Terry McCosker is the father of cell grazing in Australia but there’s a lot more to the modest Queensland educator than spelling pastures.

Story By Jane Milburn

“Anything is possible when attitudes are changed.” Agribusiness leader Terry McCosker is talking about grazing, but he might just as well be talking about his life. The 57-year-old educator from Yeppoon, near Rockhampton in Queensland, is best known as the father of cell grazing but he is now forging a role as a pioneer in carbon trading.
“I don’t think many have the privilege of being able to positively influence on a large scale how others do things, but I often get calls from people who are applying the principles they learned from us and changing their lives for the better,” Terry says. “The change I see in people gives me my greatest buzz. It is their feedback that gives me energy to continue helping people.”

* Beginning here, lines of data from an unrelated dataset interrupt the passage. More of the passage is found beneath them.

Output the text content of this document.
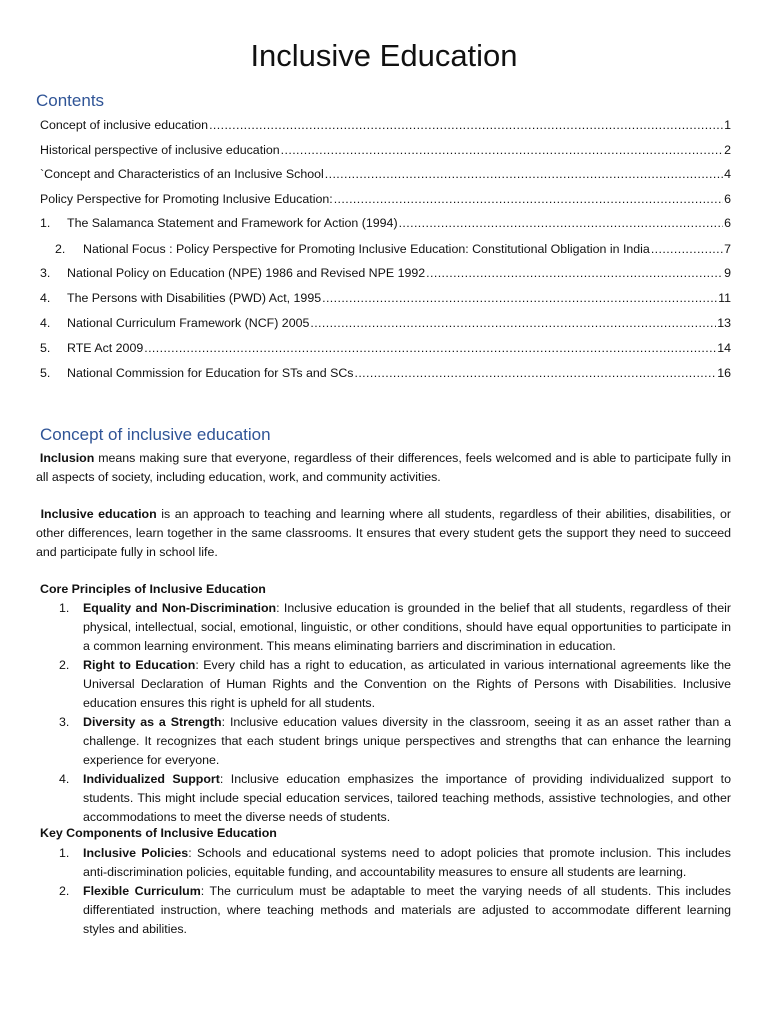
Inclusive Education
Contents
Concept of inclusive education .....	1
Historical perspective of inclusive education .....	2
`Concept and Characteristics of an Inclusive School .....	4
Policy Perspective for Promoting Inclusive Education: .....	6
1.	The Salamanca Statement and Framework for Action (1994) .....	6
2.	National Focus : Policy Perspective for Promoting Inclusive Education: Constitutional Obligation in India .....	7
3.	National Policy on Education (NPE) 1986 and Revised NPE 1992 .....	9
4.	The Persons with Disabilities (PWD) Act, 1995 .....	11
4.	National Curriculum Framework (NCF) 2005 .....	13
5.	RTE Act 2009 .....	14
5.	National Commission for Education for STs and SCs .....	16
Concept of inclusive education
Inclusion means making sure that everyone, regardless of their differences, feels welcomed and is able to participate fully in all aspects of society, including education, work, and community activities.
Inclusive education is an approach to teaching and learning where all students, regardless of their abilities, disabilities, or other differences, learn together in the same classrooms. It ensures that every student gets the support they need to succeed and participate fully in school life.
Core Principles of Inclusive Education
1. Equality and Non-Discrimination: Inclusive education is grounded in the belief that all students, regardless of their physical, intellectual, social, emotional, linguistic, or other conditions, should have equal opportunities to participate in a common learning environment. This means eliminating barriers and discrimination in education.
2. Right to Education: Every child has a right to education, as articulated in various international agreements like the Universal Declaration of Human Rights and the Convention on the Rights of Persons with Disabilities. Inclusive education ensures this right is upheld for all students.
3. Diversity as a Strength: Inclusive education values diversity in the classroom, seeing it as an asset rather than a challenge. It recognizes that each student brings unique perspectives and strengths that can enhance the learning experience for everyone.
4. Individualized Support: Inclusive education emphasizes the importance of providing individualized support to students. This might include special education services, tailored teaching methods, assistive technologies, and other accommodations to meet the diverse needs of students.
Key Components of Inclusive Education
1. Inclusive Policies: Schools and educational systems need to adopt policies that promote inclusion. This includes anti-discrimination policies, equitable funding, and accountability measures to ensure all students are learning.
2. Flexible Curriculum: The curriculum must be adaptable to meet the varying needs of all students. This includes differentiated instruction, where teaching methods and materials are adjusted to accommodate different learning styles and abilities.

More than 4500 leading producers from around Australia have been through Terry’s Grazing for Profit (GFP) courses and other programs run by his Resource Consulting Services. “Some people think GFP is about cell grazing, but it is much more than that,” he says. “Its primary purpose is to begin the process of change by giving people an educational and motivational experience that they have never had before.”
It was back in the 1950s and ’60s, growing up on a mixed farm at Proston in south-east Queensland, that Terry’s attachment to the land was fostered by his mother. His father saw no future in it and told Terry to get an education and become a farm advisor instead. But at 17, he joined the Department of Primary Industries and has been on the same path in various guises for the past 40 years. After a decade in the department and another decade running the largest privately funded research project in the northern beef industry at Mt Bundey Station in the Northern Territory, Terry had learned how to synthesise information from many sources and develop it into practical, profitable outcomes. Then in 1989, inspired by the work of Zimbabwean scientist Dr Stan Parsons, he launched the GFP school, which included the concept of cell grazing, also known as time-control grazing, which involves rotational grazing and rest for pasture. It was dismissed by departmental scientists at the time. “Now, 18 years later, everyone knows that rotational grazing and spelling pastures maximises productivity but then it was quite controversial,” Terry says.